Everyone at the Brown Bag seemed to agree that there's still demand for working space in libraries, and that in Cambridge there's still considerable demand for quiet study space.  We discussed the effectiveness of the Sheffield University Information Commons (it was great to have a recent Sheffield Graduate, one of this year's Graduate Trainee librarians) to give the student perspective of the IC - it seemed to be felt that it was a nice idea, but that it took a while for the 'policing' to make it an effective space.  Another interesting avenue of discussion centred on the 'caché' of the library space: two librarians noted that their users wanted to have non-traditional library spaces (such as IT training rooms and informal cafe-style spaces) inside the library, and not just near by.


Not all the speakers at the debate mentioned librarians, but those who did viewed them as a positive asset because of their knowledge and skills.  But we need to be marketing ourselves more so that people think of us as the 'person to ask' for help (the Judge Business School seem to be having great success with their information-service-in-the-common-room scheme).

E-stuff is great

There was general agreement at the lunch that e-resources are often brilliant, so far as they go, but that the idea that 'everything is online' was patently rubbish.  What with delays in availability of new editions of books in e-format, slow download speeds (a reader bugbear), difficulties with access and reliability, the simple fact that not nearly everything is available digitally yet, and the difficulty with, for example, browsing e-journals or e-books, mean that paper equivalents are still heavily used.  Martin Lewis said more than once that more needed to be done to inform readers that when they're using online journals and databases, they're using the library, as most don't realise that it's the library that provides the access.  It would be interesting to think further about how this could be done without making access slower or taking the user through extra, apparently unnecessary screens...
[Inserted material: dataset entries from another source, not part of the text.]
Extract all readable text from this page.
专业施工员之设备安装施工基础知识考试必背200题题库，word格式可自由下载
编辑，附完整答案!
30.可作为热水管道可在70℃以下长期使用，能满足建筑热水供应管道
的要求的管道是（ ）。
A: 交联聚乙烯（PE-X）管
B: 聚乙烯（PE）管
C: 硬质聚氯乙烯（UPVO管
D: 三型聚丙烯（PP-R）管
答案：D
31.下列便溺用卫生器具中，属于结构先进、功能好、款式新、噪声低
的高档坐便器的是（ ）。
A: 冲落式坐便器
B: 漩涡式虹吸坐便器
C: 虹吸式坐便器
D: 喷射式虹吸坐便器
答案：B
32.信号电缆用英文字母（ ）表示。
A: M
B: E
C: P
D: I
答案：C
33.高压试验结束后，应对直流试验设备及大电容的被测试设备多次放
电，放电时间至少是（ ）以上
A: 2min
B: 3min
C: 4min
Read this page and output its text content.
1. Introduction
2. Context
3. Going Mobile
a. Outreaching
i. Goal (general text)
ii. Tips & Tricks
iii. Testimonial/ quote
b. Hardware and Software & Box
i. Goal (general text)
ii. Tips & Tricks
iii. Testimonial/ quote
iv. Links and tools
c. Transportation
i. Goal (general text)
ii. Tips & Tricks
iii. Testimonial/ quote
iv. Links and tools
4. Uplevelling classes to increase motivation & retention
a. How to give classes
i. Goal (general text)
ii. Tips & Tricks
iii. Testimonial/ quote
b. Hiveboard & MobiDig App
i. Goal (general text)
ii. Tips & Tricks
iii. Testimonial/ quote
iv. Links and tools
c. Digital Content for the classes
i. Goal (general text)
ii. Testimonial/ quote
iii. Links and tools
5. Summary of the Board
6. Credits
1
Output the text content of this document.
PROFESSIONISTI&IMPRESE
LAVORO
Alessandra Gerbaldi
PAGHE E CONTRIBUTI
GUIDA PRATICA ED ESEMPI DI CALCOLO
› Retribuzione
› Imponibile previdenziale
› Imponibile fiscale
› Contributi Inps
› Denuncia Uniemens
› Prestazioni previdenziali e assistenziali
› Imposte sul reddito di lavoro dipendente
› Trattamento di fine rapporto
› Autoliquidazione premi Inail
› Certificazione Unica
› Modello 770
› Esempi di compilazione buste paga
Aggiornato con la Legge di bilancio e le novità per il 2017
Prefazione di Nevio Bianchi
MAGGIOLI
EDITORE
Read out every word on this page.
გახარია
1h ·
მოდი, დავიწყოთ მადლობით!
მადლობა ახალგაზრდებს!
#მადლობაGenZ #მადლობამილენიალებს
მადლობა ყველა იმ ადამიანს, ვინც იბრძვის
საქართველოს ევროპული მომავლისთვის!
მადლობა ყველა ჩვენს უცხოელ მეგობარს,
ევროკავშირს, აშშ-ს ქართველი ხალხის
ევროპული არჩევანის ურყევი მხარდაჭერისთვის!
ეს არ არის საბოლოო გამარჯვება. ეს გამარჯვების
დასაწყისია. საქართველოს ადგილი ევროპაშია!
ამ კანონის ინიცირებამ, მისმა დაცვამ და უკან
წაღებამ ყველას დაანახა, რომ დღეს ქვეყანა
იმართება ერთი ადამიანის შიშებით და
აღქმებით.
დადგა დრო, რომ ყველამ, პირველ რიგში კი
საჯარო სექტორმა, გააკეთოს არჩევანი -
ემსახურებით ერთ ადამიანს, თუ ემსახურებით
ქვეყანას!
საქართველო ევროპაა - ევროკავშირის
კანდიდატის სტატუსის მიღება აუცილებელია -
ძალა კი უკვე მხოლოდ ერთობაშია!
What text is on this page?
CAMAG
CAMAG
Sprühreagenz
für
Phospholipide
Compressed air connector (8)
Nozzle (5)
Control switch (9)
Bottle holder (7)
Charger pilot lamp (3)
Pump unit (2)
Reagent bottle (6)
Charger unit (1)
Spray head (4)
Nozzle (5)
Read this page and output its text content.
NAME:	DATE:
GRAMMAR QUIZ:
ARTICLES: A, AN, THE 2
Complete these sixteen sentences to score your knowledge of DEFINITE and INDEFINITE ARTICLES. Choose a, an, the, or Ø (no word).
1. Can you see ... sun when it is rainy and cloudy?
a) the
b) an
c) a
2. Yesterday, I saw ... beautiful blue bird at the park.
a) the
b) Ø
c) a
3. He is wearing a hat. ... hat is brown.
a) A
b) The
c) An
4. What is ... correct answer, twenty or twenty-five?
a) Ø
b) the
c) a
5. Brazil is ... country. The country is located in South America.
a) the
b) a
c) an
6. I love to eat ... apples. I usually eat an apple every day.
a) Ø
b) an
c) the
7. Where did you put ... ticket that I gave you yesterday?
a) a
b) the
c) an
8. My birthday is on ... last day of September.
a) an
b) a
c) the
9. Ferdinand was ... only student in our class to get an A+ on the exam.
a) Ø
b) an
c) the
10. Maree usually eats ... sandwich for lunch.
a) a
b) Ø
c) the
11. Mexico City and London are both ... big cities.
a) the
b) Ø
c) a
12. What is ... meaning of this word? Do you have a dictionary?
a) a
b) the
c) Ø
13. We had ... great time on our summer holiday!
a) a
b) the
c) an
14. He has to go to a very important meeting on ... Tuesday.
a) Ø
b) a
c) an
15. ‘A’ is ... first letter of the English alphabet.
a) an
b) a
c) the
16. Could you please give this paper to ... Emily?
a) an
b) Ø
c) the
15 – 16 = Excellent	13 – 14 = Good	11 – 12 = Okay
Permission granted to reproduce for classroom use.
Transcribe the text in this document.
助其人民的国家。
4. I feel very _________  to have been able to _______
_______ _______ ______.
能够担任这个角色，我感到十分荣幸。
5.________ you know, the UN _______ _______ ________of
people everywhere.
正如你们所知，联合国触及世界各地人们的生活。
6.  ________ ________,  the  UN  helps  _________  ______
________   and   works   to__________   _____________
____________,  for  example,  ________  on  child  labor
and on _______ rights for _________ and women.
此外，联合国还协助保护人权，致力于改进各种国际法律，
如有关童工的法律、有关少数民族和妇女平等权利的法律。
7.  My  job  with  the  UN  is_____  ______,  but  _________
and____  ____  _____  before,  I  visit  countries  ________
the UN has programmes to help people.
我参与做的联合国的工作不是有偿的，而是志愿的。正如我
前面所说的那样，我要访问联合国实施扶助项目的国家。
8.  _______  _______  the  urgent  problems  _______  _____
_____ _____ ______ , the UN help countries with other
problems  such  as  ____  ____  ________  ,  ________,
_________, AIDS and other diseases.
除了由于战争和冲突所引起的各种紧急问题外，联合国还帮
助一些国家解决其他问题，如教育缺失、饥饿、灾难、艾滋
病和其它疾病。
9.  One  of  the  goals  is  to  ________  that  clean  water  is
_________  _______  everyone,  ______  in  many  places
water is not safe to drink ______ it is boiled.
Democratisation of knowledge

This was a phrased used by Clive Bloom and Sarah Porter.  They suggested that libraries were intimidating, exclusive spaces, and that now 'everything's online' anyone could access whatever information they wanted. As I've already said, this is patently false - you can't get everything you might need with just an internet connection and free search tools.  I have more sympathy with the idea that a library can be an intimidating space, and that some users might prefer to be able to access its resources remotely.  But that fact doesn't invalidate the existence of a physical library or, more importantly, a physical librarian in it.


Quite a lot was said in the BL debate about the cost of physical storage, and the need for collaborative efforts (such as the UK Research Reserve) to manage the long-term retention of older material.  The distinction was drawn between 'elite' research libraries and general academic libraries, which will have different priorities for retention.  This isn't really news, although it's a good reminder that the general view of libraries amongst the public, students, and academics is that 'they (should) keep everything'.  If we recognise that that statement is false, that each library keeps what its users need, then the idea of collaborative retention programmes stops looking like the threat that at least one questioner seemed to view it as.  As I said at the top - central to the debate is the issue of 'what are libraries actually for' - and one answer to that is that each library is for someone, and therefor something different, and the top priority is to identify who and what.


So far as I have one, my conclusion is that, of course, libraries are hybrid spaces. People don't just use e-material or books; they use the best bits of both.  The title 'Is the physical library redundant' sets up a false dichotomy: the most important issue isn't 'phyical library' vs 'digital library' it's 'how do we ensure that our readers can meaningful access to as many of the resources that they need or want'.